UOL


São Paulo, quinta-feira, 25 de dezembro de 2003

Texto Anterior | Próximo Texto | Índice

Endereço leva cidadania ao extremo sul

DA REPORTAGEM LOCAL

Há praticamente um ano e meio, moradores de Engenheiro Marsilac, extremo da zona sul de São Paulo, deixaram de ser pessoas sem-endereço e passaram a ser cidadãos com-endereço. A mudança do prefixo faz toda diferença na vida de uma população que, para chegar ao centro da cidade, tem de percorrer 60 quilômetros, em quase três horas de viagem, por um caminho onde asfalto é benefício limitado a pouquíssimas vias e emprego resume-se à lavoura.
Por enquanto, as 363 famílias têm como destino das correspondências uma mesma rua e um único número, mas suas individualidades são respeitadas por meio de caixa postal.
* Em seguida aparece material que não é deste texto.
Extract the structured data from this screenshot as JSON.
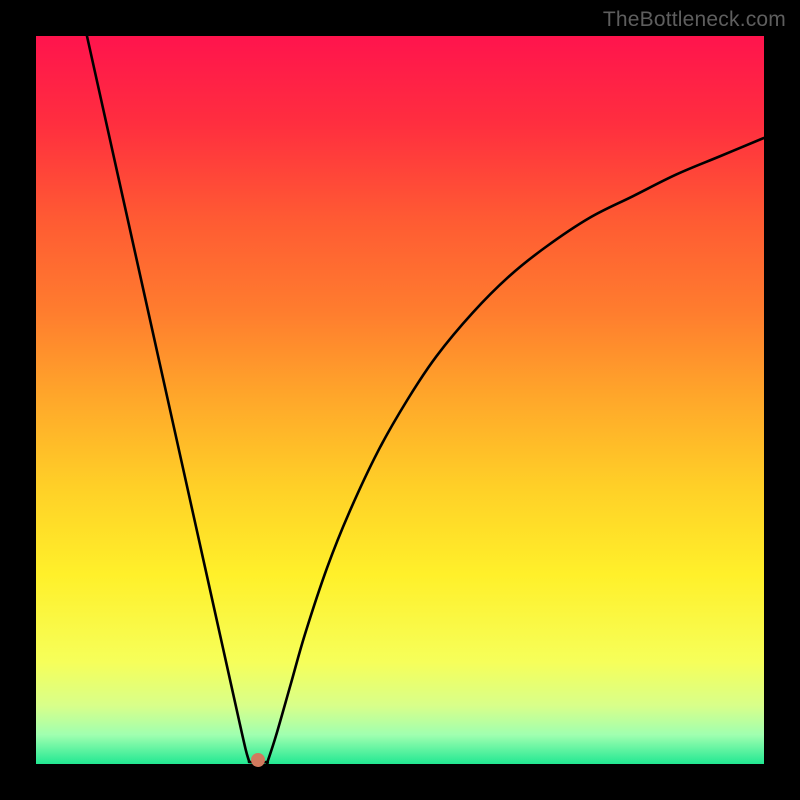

Foi o jeito que os Correios encontraram para facilitar a vida dessa população esquecida no fim de São Paulo.
"As pessoas que não conseguem receber uma correspondência é como se não existissem", argumenta a presidente da Acoema (Associação Comunitária de Engenheiro Marsilac e Adjacências), Maria Lúcia Cirillo. É para a associação que são enviadas as cartas dos habitantes do distrito.

Asfalto
Quando chegam, Cirillo separa cada uma e as coloca nas caixas postais instaladas em uma sala alugada pela comunidade para essa finalidade. Antes, as correspondências eram dirigidas à padaria ou à escola do bairro.
Cirillo passou pelo constrangimento de não ter um endereço e sabe bem o que isso significa. Moradora de Marsilac há 20 anos, ela lembra que quando trabalhava em uma fábrica, em Santo Amaro, dava ao banco ou às lojas o nome da rua de seu trabalho como se fosse seu endereço particular. "Só passei a receber as correspondências na minha casa quando vim morar no asfalto", conta. Para ela, "ter um endereço é o início da cidadania".
Maria Lúcia Cirillo é bem conhecida em Marsilac. As pessoas a procuram para ouvir conselhos, para pedir que encaminhe benfeitorias para o bairro ou mesmo para comprar um cartão de Natal, uma bala ou uma pipa em sua loja, que vende de tudo um pouco.
Organizada, anota tudo em um livro cujas folhas já estão se despregando, mas mantém a ordem dos papéis. "Algumas pessoas não põem o número da caixa postal e eu tenho de procurar no livro", conta, enquanto manuseia as folhas. "Outras ainda põem o endereço da casa delas, que não existe oficialmente e, portanto, não dá para receber as cartas."

Guarda-objetos
Ela afirma que há moradores que usam a caixa postal comunitária também para guardar objetos pessoais. "Às vezes, a pessoa vai para o centro da cidade e não quer levar a carteira, com medo de ser assaltada, e deixa aqui, levando apenas o dinheiro e algum documento."
Por volta das 16h, diariamente, chega o carteiro Lourival dos Santos Pires, 45 anos, 25 dos quais na profissão. Desse tempo todo, 20 anos ele passou trabalhando na região do Aeroporto, na zona sul. "Eu era bem conhecido por lá e fiz muitos amigos." Alguns desses conhecidos ele viu crescer e ter filhos. "Tinha carta que eu nem olhava pelo endereço; já sabia o destinatário pelo nome."
Há cinco anos Pires entrega as correspondências em Marsilac, onde também mora desde que nasceu. Ele demora mais tempo para chegar ao bairro, de Kombi, do que na entrega propriamente dita. "Aqui tem só quatro ruas que têm nome e onde é fácil entregar; o restante das correspondências vai para as caixas postais."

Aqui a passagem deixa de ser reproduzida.